After the realization of proposed approach and to validate the results, we used a set of 30 users for evaluation. For every user, 10-most relevant articles were retrieved and NDCG@10 is calculated. This measure was averaged over the entire set of users to determine the overall accuracy of our recommendation algorithm. We have also implemented the baseline model of content-based technique (BOW model) for the same set of data and results were compared with the proposed approach. Figure 1 shows the normalized discounted cumulative gain value for all 30 users. These values are averaged over all the users and it is noted that our approach outperforms the baseline method. We have achieved recommendation accuracy (NDGC@10) of 61.38% for content-based filtering and 74.09% is recorded for the concept-based approach. Content-based algorithm achieved higher accuracy for papers where the same terminologies were used to represent similar concepts and in some cases, it is found that low similarity was predicted for related papers because authors have used different terms for indicating similar ideas. On the other hand, proposed method performs well and is able to recommend related documents to most of the users.

5 Conclusion and Future Work

Researchers have to spend a lot of time in searching for research papers of their interest.
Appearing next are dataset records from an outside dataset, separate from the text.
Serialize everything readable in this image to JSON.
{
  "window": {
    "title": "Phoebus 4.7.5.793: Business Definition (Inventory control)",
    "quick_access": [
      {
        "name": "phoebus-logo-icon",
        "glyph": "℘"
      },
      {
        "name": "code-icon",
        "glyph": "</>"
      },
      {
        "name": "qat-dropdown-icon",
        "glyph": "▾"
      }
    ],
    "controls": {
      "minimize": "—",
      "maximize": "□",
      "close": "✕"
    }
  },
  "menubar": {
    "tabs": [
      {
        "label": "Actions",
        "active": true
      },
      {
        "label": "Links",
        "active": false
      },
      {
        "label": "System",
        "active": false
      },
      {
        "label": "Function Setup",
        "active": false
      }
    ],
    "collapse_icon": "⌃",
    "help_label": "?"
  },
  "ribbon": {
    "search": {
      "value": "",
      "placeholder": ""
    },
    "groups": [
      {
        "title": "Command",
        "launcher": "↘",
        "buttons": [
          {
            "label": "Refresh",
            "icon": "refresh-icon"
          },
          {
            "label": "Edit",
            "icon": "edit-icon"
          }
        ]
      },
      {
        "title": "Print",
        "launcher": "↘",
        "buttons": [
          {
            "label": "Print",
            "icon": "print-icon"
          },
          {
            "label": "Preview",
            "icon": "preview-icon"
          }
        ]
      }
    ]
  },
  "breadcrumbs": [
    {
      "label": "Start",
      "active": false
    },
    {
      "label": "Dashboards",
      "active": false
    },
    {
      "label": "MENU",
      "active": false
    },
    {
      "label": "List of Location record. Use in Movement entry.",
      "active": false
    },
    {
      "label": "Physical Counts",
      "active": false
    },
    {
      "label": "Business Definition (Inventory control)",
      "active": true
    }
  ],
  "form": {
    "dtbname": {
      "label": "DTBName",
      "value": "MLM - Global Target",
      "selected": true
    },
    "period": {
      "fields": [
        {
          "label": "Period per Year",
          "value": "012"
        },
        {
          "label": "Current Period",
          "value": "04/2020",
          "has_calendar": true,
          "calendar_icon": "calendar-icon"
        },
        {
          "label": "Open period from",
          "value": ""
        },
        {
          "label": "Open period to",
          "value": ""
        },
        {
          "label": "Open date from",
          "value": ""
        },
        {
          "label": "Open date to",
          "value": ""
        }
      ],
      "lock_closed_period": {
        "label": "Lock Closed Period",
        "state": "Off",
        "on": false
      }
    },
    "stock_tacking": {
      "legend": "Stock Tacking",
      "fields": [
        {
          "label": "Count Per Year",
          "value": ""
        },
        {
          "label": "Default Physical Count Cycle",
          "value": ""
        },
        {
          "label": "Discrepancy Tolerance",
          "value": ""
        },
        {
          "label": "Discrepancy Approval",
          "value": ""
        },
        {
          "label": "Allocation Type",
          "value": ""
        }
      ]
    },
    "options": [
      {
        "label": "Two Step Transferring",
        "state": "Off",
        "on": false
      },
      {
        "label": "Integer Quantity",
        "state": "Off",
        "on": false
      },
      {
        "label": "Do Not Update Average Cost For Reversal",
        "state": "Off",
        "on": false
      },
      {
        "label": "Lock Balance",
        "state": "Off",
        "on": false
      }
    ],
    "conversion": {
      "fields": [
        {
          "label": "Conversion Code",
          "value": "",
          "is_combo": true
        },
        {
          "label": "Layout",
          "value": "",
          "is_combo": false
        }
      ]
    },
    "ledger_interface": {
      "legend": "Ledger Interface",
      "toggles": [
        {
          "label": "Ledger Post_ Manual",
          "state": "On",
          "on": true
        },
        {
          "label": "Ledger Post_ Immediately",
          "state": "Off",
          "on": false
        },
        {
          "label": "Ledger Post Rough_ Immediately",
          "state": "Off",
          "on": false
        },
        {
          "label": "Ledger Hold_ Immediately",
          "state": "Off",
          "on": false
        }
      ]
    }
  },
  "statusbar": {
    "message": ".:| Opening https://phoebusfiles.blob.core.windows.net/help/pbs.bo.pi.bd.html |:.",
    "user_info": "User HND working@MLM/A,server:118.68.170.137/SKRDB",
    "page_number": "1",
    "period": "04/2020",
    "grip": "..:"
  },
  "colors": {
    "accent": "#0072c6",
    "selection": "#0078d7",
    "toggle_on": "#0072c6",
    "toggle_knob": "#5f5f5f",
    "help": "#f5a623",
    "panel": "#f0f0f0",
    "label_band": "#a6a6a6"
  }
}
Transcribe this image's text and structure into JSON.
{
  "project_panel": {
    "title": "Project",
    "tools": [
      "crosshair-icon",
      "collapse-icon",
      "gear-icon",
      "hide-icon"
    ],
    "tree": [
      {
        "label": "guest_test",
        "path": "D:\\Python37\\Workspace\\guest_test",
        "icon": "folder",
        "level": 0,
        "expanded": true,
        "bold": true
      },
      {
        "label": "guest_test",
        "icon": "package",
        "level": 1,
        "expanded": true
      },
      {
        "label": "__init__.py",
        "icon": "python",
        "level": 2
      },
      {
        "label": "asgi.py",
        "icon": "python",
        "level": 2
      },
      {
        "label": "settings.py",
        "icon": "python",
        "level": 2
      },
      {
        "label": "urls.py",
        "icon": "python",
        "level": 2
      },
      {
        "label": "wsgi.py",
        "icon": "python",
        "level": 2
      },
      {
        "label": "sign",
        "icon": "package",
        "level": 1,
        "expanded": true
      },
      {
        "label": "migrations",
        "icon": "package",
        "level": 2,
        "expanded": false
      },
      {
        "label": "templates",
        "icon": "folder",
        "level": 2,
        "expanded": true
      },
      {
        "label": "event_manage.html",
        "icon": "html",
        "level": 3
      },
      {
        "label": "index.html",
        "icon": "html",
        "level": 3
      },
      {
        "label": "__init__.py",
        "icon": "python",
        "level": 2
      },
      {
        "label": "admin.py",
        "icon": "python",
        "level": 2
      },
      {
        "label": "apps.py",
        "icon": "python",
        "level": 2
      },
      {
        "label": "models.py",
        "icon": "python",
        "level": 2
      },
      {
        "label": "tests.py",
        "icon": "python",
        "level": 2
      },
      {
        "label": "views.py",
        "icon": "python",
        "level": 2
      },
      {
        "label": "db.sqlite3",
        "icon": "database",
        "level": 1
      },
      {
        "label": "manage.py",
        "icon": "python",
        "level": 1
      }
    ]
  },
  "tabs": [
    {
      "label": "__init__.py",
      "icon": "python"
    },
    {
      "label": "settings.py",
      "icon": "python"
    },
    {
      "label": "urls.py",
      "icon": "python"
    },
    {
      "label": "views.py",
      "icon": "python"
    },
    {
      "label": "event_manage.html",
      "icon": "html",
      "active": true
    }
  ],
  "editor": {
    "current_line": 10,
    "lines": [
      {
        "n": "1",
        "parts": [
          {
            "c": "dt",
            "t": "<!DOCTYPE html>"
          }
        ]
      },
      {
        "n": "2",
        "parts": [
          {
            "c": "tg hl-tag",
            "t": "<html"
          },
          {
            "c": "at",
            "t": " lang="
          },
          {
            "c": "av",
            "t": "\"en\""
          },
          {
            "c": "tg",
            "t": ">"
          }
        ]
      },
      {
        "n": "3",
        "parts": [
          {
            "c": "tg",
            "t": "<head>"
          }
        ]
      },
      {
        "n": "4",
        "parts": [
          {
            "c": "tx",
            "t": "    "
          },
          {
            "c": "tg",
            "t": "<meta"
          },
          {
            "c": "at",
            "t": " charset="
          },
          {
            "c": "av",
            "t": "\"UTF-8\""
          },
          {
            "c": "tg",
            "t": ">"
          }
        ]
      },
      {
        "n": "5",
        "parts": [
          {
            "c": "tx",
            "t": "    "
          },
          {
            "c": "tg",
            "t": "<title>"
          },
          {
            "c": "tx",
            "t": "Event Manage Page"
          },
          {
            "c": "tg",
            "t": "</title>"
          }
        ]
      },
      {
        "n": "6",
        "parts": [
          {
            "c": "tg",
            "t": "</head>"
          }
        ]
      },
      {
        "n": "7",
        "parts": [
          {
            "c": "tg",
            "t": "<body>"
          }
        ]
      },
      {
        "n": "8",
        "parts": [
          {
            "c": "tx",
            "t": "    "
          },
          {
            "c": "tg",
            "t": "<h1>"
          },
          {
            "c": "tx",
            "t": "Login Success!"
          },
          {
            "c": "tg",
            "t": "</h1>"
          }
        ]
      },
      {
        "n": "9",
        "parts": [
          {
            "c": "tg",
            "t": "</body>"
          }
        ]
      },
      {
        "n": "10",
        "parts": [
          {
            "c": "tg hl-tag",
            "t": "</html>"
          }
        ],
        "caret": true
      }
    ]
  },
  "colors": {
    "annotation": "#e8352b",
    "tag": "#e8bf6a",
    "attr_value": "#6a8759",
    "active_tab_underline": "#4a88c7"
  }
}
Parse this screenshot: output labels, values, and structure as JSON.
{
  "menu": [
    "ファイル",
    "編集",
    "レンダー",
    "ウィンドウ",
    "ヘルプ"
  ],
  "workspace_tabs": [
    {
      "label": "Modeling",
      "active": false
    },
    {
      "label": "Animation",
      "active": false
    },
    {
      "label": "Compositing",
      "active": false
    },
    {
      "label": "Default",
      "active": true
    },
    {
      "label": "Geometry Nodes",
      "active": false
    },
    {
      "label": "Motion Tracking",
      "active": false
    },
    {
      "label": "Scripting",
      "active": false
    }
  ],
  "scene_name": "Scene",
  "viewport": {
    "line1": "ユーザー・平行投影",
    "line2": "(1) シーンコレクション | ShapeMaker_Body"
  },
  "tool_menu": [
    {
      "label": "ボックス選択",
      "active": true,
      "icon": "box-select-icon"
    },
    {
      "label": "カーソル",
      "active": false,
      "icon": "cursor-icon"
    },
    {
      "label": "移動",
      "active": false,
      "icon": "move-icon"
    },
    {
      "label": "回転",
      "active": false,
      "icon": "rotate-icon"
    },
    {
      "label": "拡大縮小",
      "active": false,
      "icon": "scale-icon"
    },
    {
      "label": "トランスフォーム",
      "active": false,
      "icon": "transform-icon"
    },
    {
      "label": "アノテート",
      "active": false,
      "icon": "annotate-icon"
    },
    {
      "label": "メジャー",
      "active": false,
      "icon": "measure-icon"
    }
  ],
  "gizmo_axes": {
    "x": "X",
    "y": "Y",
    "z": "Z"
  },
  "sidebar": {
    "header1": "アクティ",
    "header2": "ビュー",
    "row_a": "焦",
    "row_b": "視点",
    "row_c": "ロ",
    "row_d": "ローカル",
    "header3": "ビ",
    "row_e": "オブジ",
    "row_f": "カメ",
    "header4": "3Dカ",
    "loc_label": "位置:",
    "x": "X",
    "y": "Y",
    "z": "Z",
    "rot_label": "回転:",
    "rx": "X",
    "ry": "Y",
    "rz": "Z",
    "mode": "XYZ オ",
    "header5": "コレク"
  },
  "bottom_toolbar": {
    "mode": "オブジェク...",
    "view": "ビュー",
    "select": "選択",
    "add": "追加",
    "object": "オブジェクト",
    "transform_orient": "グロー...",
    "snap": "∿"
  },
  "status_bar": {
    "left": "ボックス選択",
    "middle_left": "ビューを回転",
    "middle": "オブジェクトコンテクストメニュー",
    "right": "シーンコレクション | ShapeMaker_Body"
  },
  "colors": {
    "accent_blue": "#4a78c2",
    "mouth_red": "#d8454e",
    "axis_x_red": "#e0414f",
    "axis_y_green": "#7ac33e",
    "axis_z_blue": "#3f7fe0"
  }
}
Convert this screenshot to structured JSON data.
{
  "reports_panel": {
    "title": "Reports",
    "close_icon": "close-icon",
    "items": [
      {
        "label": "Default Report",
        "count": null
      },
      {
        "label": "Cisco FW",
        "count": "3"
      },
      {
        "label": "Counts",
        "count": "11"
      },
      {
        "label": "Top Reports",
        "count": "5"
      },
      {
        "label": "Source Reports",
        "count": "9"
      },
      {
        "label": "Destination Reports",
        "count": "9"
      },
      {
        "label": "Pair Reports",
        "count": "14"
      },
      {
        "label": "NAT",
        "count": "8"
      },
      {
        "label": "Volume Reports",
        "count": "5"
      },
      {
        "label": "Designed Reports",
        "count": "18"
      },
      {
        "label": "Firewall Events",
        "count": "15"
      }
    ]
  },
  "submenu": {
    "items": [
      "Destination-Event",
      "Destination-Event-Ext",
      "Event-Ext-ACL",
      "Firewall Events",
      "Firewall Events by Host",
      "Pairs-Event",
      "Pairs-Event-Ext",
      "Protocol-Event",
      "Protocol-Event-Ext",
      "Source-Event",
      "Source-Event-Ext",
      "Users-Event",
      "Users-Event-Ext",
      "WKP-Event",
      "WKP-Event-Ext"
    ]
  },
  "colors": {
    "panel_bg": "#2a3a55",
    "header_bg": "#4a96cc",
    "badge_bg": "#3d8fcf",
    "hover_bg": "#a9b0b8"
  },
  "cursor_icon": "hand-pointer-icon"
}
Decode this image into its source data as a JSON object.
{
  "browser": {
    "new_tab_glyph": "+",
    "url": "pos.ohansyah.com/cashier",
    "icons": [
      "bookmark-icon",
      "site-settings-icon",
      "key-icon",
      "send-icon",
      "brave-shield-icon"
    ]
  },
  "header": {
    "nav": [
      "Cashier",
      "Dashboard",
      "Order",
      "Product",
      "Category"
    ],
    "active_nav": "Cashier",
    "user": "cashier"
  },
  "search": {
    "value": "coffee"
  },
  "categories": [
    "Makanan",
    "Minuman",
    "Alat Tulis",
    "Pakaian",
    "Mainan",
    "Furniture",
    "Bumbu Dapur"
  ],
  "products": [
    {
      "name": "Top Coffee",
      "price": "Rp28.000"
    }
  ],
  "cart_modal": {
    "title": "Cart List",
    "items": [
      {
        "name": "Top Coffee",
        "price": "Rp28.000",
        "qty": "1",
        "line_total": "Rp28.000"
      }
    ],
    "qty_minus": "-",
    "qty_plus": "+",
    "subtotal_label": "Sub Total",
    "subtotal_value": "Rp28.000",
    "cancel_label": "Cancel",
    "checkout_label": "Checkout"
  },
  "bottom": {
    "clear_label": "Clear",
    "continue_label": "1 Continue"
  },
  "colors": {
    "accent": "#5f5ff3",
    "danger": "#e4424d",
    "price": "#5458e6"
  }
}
Content-based filtering is one of the most popular and widely used algorithms for research paper recommendation which is based on syntactic representation of document, so it is unable to capture word ordering and semantics. To overcome this limitation, we have proposed a novel concept-based approach that recommends research articles based on their semantic relatedness. Recommendation process is divided into two phases, first is vector generation which assigns a unique vector to every document and other is recommendation algorithm which make use of these vectors to recommend useful research articles. In future, this algorithm can be tested for finding the optimal value of parameters. Secondly, distributed representation of words can be combined to determine a unique vector for candidate documents which is further utilize to recommend papers, one can also compare it with the proposed algorithm.